In 2017, Social Security will begin to spend more money than it brings in. From that point on, Social Security will need large and growing amounts of money to pay all of its promised benefits. In 2009, the Social Security surplus, which the Congress has been spending on other social programs, will begin to disappear. These two dates are not far away, and it is today’s students that will be punished for previous generations’ oversights and procrastinations.

In 2041, the Social Security trust fund will run out of its special issue bonds. This will mean a required 25 percent decrease in benefits and will cost Congress $300 billion a year extra to repay all of the issued bonds. This means we will either have to cut benefits drastically, monumentally increase the taxes on the people paying in or work to privatize the system so people run their own retirement. Americans would make more investing privately even with today’s benefits.

Let’s run a few numbers to see exactly how much money people are missing out on.

To start, anyone born after 1960 must wait until the age of 67 before he or she can receive regular benefits. If someone born after 1960, which includes most students, starts working at 18, this gives them 49 years of paying in to the system.

Let’s take a hypothetical worker earning $33,000 a year, which is a very modest salary, as our subject. With no salary increase or decrease, and paying 8 percent per paycheck to Social Security, a total of $129,360 will be paid in over the worker’s lifetime.

With the average age of death for Americans being roughly 78 years, this gives a time of 11 years to receive benefits. With a monthly benefit payment of roughly $1,000, this worker would stand to receive $132,000. This translates into an investment, during a 49-year period, with a return of 2 percent. This is not even high enough to outrun inflation.

For anyone who knows about investments, and for most who don’t, it is clear this is a pathetic rate of return. Now take a worker earning $100,000 a year. This worker will pay in a total of $392,000, yet still only withdraw the same $132,000. If you are wondering where the other $260,000 this worker put into the system went, so is he or she. This shows the less you pay in, the more you get back.

I sure wish I could walk into a store with this same system and spend less to get more. If this wasn’t bad enough, about one third of people collecting Social Security must pay income tax on it. The only solution to fixing Social Security is to slowly phase it out.

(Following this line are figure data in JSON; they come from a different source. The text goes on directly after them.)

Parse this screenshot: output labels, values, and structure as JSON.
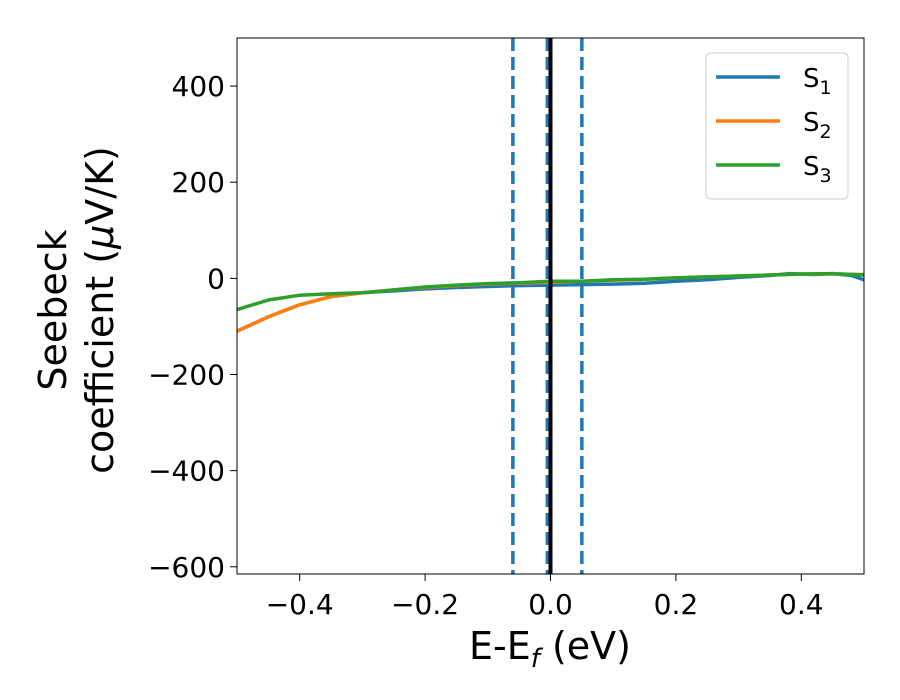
{
  "chart_data": {
    "type": "line",
    "xlabel": {
      "main": "E-E",
      "sub": "f",
      "unit": " (eV)"
    },
    "ylabel": {
      "line1": "Seebeck",
      "line2": "coefficient  (",
      "mu": "μ",
      "unit": "V/K)"
    },
    "xlim": [
      -0.5,
      0.5
    ],
    "ylim": [
      -615,
      500
    ],
    "xticks": [
      -0.4,
      -0.2,
      0.0,
      0.2,
      0.4
    ],
    "xtick_labels": [
      "−0.4",
      "−0.2",
      "0.0",
      "0.2",
      "0.4"
    ],
    "yticks": [
      -600,
      -400,
      -200,
      0,
      200,
      400
    ],
    "ytick_labels": [
      "−600",
      "−400",
      "−200",
      "0",
      "200",
      "400"
    ],
    "grid": false,
    "legend_position": "top-right",
    "series": [
      {
        "name": "S",
        "sub": "1",
        "color": "#1f77b4",
        "x": [
          -0.5,
          -0.45,
          -0.4,
          -0.35,
          -0.3,
          -0.25,
          -0.2,
          -0.15,
          -0.1,
          -0.05,
          0.0,
          0.05,
          0.1,
          0.15,
          0.2,
          0.25,
          0.3,
          0.35,
          0.38,
          0.42,
          0.45,
          0.48,
          0.5
        ],
        "y": [
          -110,
          -80,
          -55,
          -38,
          -30,
          -26,
          -22,
          -19,
          -17,
          -15,
          -14,
          -13,
          -12,
          -10,
          -6,
          -3,
          2,
          6,
          10,
          8,
          10,
          6,
          -3
        ]
      },
      {
        "name": "S",
        "sub": "2",
        "color": "#ff7f0e",
        "x": [
          -0.5,
          -0.45,
          -0.4,
          -0.35,
          -0.3,
          -0.25,
          -0.2,
          -0.15,
          -0.1,
          -0.05,
          0.0,
          0.05,
          0.1,
          0.15,
          0.2,
          0.25,
          0.3,
          0.35,
          0.4,
          0.45,
          0.5
        ],
        "y": [
          -110,
          -80,
          -55,
          -38,
          -30,
          -24,
          -19,
          -15,
          -12,
          -10,
          -8,
          -6,
          -4,
          -2,
          1,
          3,
          5,
          7,
          9,
          9,
          8
        ]
      },
      {
        "name": "S",
        "sub": "3",
        "color": "#2ca02c",
        "x": [
          -0.5,
          -0.45,
          -0.4,
          -0.35,
          -0.3,
          -0.25,
          -0.2,
          -0.15,
          -0.1,
          -0.05,
          0.0,
          0.05,
          0.1,
          0.15,
          0.2,
          0.25,
          0.3,
          0.35,
          0.4,
          0.45,
          0.5
        ],
        "y": [
          -65,
          -45,
          -35,
          -32,
          -30,
          -24,
          -18,
          -14,
          -11,
          -9,
          -6,
          -6,
          -3,
          -2,
          1,
          3,
          5,
          7,
          9,
          10,
          7
        ]
      }
    ],
    "vertical_lines": [
      {
        "x": -0.06,
        "style": "dashed",
        "color": "#1f77b4"
      },
      {
        "x": -0.005,
        "style": "dashed",
        "color": "#1f77b4"
      },
      {
        "x": 0.05,
        "style": "dashed",
        "color": "#1f77b4"
      },
      {
        "x": 0.0,
        "style": "solid",
        "color": "#000000"
      }
    ]
  }
}
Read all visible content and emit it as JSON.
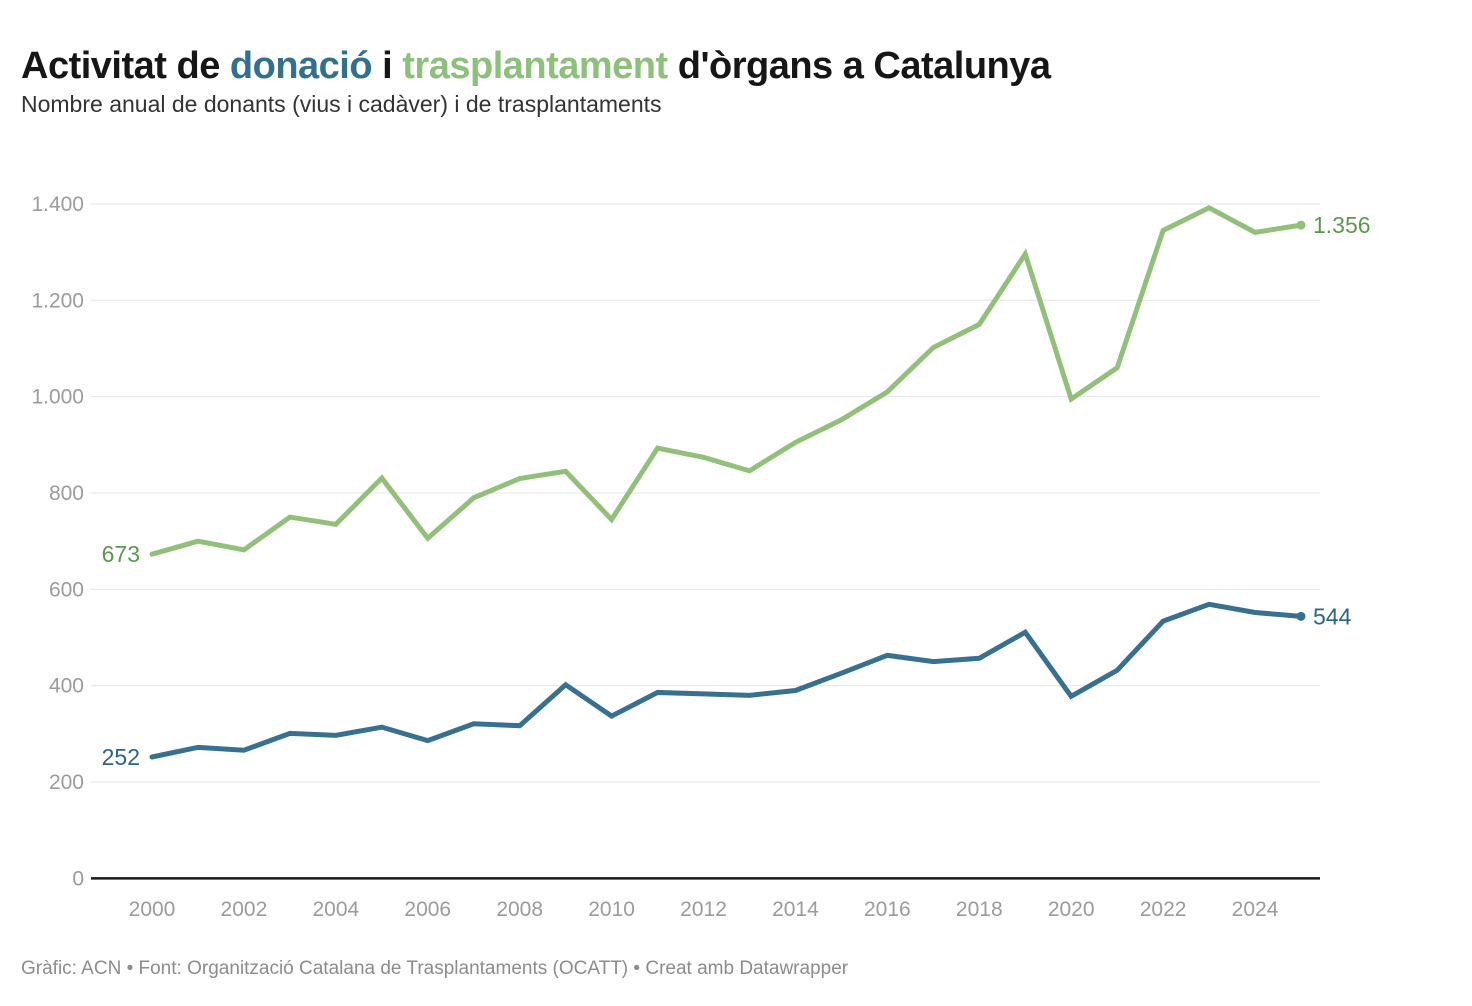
{
  "header": {
    "title_prefix": "Activitat de ",
    "title_donacio": "donació",
    "title_middle": " i ",
    "title_trasplantament": "trasplantament",
    "title_suffix": " d'òrgans a Catalunya",
    "subtitle": "Nombre anual de donants (vius i cadàver) i de trasplantaments"
  },
  "footer": {
    "text": "Gràfic: ACN • Font: Organització Catalana de Trasplantaments (OCATT) • Creat amb Datawrapper"
  },
  "colors": {
    "transplants_line": "#92c07a",
    "transplants_label": "#5a9a4c",
    "donors_line": "#37718f",
    "donors_label": "#2a6585",
    "grid": "#e4e4e4",
    "axis": "#1a1a1a",
    "tick_text": "#9b9b9b"
  },
  "chart_data": {
    "type": "line",
    "title": "Activitat de donació i trasplantament d'òrgans a Catalunya",
    "subtitle": "Nombre anual de donants (vius i cadàver) i de trasplantaments",
    "xlabel": "",
    "ylabel": "",
    "xlim": [
      2000,
      2025
    ],
    "ylim": [
      0,
      1400
    ],
    "grid": true,
    "legend_position": "inline value labels at line starts and ends",
    "x": [
      2000,
      2001,
      2002,
      2003,
      2004,
      2005,
      2006,
      2007,
      2008,
      2009,
      2010,
      2011,
      2012,
      2013,
      2014,
      2015,
      2016,
      2017,
      2018,
      2019,
      2020,
      2021,
      2022,
      2023,
      2024,
      2025
    ],
    "series": [
      {
        "key": "transplants",
        "name": "Trasplantaments",
        "values": [
          673,
          700,
          682,
          750,
          735,
          831,
          706,
          790,
          830,
          845,
          745,
          893,
          874,
          846,
          905,
          952,
          1010,
          1102,
          1150,
          1296,
          995,
          1060,
          1345,
          1392,
          1341,
          1356
        ],
        "first_label": "673",
        "last_label": "1.356"
      },
      {
        "key": "donors",
        "name": "Donants (vius i cadàver)",
        "values": [
          252,
          272,
          266,
          301,
          297,
          314,
          286,
          321,
          317,
          402,
          337,
          386,
          383,
          380,
          390,
          426,
          463,
          450,
          457,
          511,
          378,
          432,
          534,
          569,
          552,
          544
        ],
        "first_label": "252",
        "last_label": "544"
      }
    ],
    "y_ticks": [
      {
        "value": 0,
        "label": "0"
      },
      {
        "value": 200,
        "label": "200"
      },
      {
        "value": 400,
        "label": "400"
      },
      {
        "value": 600,
        "label": "600"
      },
      {
        "value": 800,
        "label": "800"
      },
      {
        "value": 1000,
        "label": "1.000"
      },
      {
        "value": 1200,
        "label": "1.200"
      },
      {
        "value": 1400,
        "label": "1.400"
      }
    ],
    "x_ticks": [
      {
        "value": 2000,
        "label": "2000"
      },
      {
        "value": 2002,
        "label": "2002"
      },
      {
        "value": 2004,
        "label": "2004"
      },
      {
        "value": 2006,
        "label": "2006"
      },
      {
        "value": 2008,
        "label": "2008"
      },
      {
        "value": 2010,
        "label": "2010"
      },
      {
        "value": 2012,
        "label": "2012"
      },
      {
        "value": 2014,
        "label": "2014"
      },
      {
        "value": 2016,
        "label": "2016"
      },
      {
        "value": 2018,
        "label": "2018"
      },
      {
        "value": 2020,
        "label": "2020"
      },
      {
        "value": 2022,
        "label": "2022"
      },
      {
        "value": 2024,
        "label": "2024"
      }
    ]
  }
}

By allowing workers to invest in private retirement accounts, Americans will get the benefit of not only receiving higher returns and more money at the end, but they will also know that the benefits will be guaranteed and not cut by the time they reach retirement age.

This will allow people to withdraw their own money at a rate that they see fit. Not many people like the idea of the government behaving like a parent who hands out a monthly allowance of their hard-earned money.